Крешимир покачал головой, и дядя и тетя с беспокойством переглянулись.

— Крешо, дорогой мой, не знаю, что и сказать, — проговорил дядя. — Если ты столько лет не давал девушке о себе знать, трудно предположить, что она тебя все еще ждет.

— Ты думаешь? — удивился Крешо.

— Она же женщина, ей нельзя верить.

— А кто знает, может быть, и она его тоже ждет, — сказала тетя, хотя по ее голосу было слышно, что в такую возможность она не верит.

Крешо неожиданно посмотрел на нее как-то умоляюще, сломленно, с таким беспомощным выражением, какого Роса никогда на его лице не видела. Он выглядел почти как мальчик, когда вполголоса, запинаясь, пробормотал:

— Будь что будет, а я бы хотел ее найти… Мне прямо как-то… Откуда я знаю… Она как-то запала мне в сердце.

— Любимый ты мой, — расчувствовалась Роса. — Найдем мы ее. Найдем, глупенькую, пусть она хоть в Коста-Рику уехала.


Всю одежду, что была и на самом Крешимире, и в его сумке, Роса забрала постирать. Решительно погнала его под душ, потом заставила побриться, а когда он из ванной зашел в отведенную ему комнату, на кровати его ждало чистое белье, брюки и рубашка, все дядино, а с дядей они были примерно одного роста и телосложения. Застегивая рубашку, Крешимир посмотрел через окно на улицу и вдруг почувствовал себя потерянным и неуверенным, забравшись так далеко от дома. Ему вдруг показалось, что он поступает неправильно, и захотелось вернуться к себе в горы. Должно быть, у него помутился рассудок, когда он подумал, что в городе, который ему почти незнаком, сможет найти женщину, о которой почти ничего не знает.

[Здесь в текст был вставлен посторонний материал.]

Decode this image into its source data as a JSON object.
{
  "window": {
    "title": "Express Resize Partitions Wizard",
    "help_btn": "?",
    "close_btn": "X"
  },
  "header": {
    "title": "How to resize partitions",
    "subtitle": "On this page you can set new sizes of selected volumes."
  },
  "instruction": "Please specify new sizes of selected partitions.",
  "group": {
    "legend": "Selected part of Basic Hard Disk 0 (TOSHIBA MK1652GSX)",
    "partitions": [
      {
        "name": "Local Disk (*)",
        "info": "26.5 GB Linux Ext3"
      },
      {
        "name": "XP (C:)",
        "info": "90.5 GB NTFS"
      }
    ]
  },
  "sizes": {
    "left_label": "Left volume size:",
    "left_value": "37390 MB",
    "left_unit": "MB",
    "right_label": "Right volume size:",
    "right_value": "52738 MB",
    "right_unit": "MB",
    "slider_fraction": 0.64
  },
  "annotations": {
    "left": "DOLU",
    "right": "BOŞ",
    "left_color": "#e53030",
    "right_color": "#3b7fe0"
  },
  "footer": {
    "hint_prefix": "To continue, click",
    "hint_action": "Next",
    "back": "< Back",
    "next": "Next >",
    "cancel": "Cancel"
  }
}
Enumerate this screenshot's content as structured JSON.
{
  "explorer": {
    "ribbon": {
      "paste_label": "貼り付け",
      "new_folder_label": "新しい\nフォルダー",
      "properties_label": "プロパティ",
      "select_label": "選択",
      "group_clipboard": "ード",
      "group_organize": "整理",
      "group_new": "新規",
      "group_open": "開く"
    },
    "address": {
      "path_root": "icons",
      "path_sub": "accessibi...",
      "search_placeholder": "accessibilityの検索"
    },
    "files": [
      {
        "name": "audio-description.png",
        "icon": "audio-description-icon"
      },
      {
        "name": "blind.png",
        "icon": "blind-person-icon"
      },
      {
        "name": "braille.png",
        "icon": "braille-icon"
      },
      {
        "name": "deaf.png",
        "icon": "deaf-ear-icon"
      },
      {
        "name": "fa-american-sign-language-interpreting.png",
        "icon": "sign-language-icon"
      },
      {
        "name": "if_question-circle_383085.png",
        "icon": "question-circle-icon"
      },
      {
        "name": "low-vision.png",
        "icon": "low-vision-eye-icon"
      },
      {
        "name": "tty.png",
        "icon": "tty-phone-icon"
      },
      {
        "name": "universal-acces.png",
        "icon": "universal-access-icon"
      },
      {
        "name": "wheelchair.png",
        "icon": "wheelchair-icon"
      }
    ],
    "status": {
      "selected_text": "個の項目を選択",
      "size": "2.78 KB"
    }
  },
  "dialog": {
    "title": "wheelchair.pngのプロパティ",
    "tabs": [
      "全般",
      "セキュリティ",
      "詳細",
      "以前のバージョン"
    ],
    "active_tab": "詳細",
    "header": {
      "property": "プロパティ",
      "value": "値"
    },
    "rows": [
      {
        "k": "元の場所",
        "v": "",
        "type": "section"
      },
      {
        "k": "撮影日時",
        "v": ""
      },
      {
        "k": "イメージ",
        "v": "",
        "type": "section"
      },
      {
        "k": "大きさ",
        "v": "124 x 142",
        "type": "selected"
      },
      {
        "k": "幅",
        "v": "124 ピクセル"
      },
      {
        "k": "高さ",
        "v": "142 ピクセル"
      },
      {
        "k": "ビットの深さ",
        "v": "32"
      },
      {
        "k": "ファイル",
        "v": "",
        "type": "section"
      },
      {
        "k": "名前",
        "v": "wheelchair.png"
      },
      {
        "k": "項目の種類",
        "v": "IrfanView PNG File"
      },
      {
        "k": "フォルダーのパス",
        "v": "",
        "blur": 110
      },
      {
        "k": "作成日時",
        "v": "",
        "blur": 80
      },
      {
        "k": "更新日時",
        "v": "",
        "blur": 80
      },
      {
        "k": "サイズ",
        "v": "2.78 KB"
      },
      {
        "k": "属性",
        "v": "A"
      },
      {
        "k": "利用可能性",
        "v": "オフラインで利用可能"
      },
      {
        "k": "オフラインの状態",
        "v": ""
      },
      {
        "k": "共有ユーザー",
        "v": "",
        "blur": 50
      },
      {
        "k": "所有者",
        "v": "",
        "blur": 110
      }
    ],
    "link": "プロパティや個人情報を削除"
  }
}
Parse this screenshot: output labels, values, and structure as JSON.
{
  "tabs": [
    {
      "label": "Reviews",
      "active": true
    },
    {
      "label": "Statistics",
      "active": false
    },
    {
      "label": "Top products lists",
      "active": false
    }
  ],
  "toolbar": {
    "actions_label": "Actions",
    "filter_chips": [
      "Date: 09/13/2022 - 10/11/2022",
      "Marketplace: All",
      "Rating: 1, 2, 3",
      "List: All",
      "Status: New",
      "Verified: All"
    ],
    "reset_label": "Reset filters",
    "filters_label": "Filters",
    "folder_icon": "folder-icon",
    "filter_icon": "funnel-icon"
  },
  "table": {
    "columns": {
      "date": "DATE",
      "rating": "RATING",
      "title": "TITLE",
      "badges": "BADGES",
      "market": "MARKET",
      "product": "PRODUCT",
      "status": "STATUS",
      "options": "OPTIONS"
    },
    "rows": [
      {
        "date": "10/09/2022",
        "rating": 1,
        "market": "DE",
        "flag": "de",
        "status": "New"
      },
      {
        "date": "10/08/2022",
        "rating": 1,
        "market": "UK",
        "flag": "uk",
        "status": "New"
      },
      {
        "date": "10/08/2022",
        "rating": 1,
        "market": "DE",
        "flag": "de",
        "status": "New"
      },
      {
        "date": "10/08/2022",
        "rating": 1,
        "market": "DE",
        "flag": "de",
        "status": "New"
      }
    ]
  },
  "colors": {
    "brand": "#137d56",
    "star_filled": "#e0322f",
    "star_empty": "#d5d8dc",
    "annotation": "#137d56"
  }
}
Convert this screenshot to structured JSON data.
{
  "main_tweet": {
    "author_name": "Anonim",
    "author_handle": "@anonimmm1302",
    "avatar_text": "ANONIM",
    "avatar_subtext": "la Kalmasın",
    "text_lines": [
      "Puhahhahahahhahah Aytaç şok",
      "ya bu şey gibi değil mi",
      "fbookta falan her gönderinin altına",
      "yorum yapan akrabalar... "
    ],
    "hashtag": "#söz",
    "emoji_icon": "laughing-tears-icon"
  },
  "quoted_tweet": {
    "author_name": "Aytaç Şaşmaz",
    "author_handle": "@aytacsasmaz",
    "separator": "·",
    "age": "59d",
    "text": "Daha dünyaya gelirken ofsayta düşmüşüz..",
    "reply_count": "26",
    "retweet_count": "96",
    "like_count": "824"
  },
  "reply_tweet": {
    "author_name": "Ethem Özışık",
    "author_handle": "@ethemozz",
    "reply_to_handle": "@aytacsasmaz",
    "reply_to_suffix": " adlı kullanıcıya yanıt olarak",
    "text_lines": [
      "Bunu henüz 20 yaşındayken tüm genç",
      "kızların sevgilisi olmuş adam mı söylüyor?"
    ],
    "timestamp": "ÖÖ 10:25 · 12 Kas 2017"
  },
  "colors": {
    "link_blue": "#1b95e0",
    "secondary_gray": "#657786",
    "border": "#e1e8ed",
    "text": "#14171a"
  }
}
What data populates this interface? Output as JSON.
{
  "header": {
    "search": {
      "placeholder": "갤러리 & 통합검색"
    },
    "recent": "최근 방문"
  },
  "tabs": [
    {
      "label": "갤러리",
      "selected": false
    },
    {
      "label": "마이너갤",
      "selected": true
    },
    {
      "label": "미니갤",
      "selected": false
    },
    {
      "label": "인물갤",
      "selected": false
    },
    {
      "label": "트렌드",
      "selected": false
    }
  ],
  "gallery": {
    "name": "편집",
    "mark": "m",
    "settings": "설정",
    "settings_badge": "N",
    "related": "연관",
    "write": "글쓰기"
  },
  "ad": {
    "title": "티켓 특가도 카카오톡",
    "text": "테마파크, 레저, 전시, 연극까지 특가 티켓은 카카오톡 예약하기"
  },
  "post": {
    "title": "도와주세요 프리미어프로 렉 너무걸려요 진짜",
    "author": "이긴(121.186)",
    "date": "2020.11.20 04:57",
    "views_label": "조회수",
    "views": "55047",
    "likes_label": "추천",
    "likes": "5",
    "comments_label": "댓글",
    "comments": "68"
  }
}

Его знания о женщинах вообще были довольно скудными. На женщин он смотрел осторожно и издали, совершенно не представляя себе, как к ним подступиться. Как-то, много лет назад, когда ему было тринадцать или четырнадцать, он почувствовал в груди неясную тягу к одной девочке из своего класса, Сандре, с парты перед ним. Он проводил бесконечные уроки, не отводя взгляда от ее затылка и напряженно обдумывая, как начать разговор. Прошла неделя, потом следующая, потом целый месяц, потом еще один, закончилось полугодие, весна сменила зиму, наступили теплые дни, приближался конец учебного года, а он по-прежнему страстно таращился на ее конский хвост, слегка оттопыренные уши, непослушные колечки волос на шее и ничего не мог придумать. В конце концов, может быть даже уже и утомленная его молчаливым, маниакальным наблюдением, Сандра однажды обернулась и стыдливо улыбнулась ему, а он смутился, словно его поймали на чем-то постыдном, и по какой-то причине, которую позже не мог себе объяснить, не раздумывая, а как-то инстинктивно дал ей пощечину.

— А может, девочка хотела показать, что ты ей нравишься, — сказала ему мать, которую из-за этого происшествия классная руководительница вызвала в школу, и Крешо удивленно посмотрел на нее. Ему казалось смешным, когда кто-то хромал или заикался, вляпывался ногой в коровью лепешку или падал с трактора. Улыбаться можно было, только когда над кем-то потешаешься, и он решил: девочка улыбнулась, потому что он был не причесан, воротник его рубашки съехал в сторону или под носом висела сопля. То, что улыбка может выражать чью-то симпатию к тебе, было для него поразительной новостью. И он решил в следующий раз попытаться выступить дружелюбно.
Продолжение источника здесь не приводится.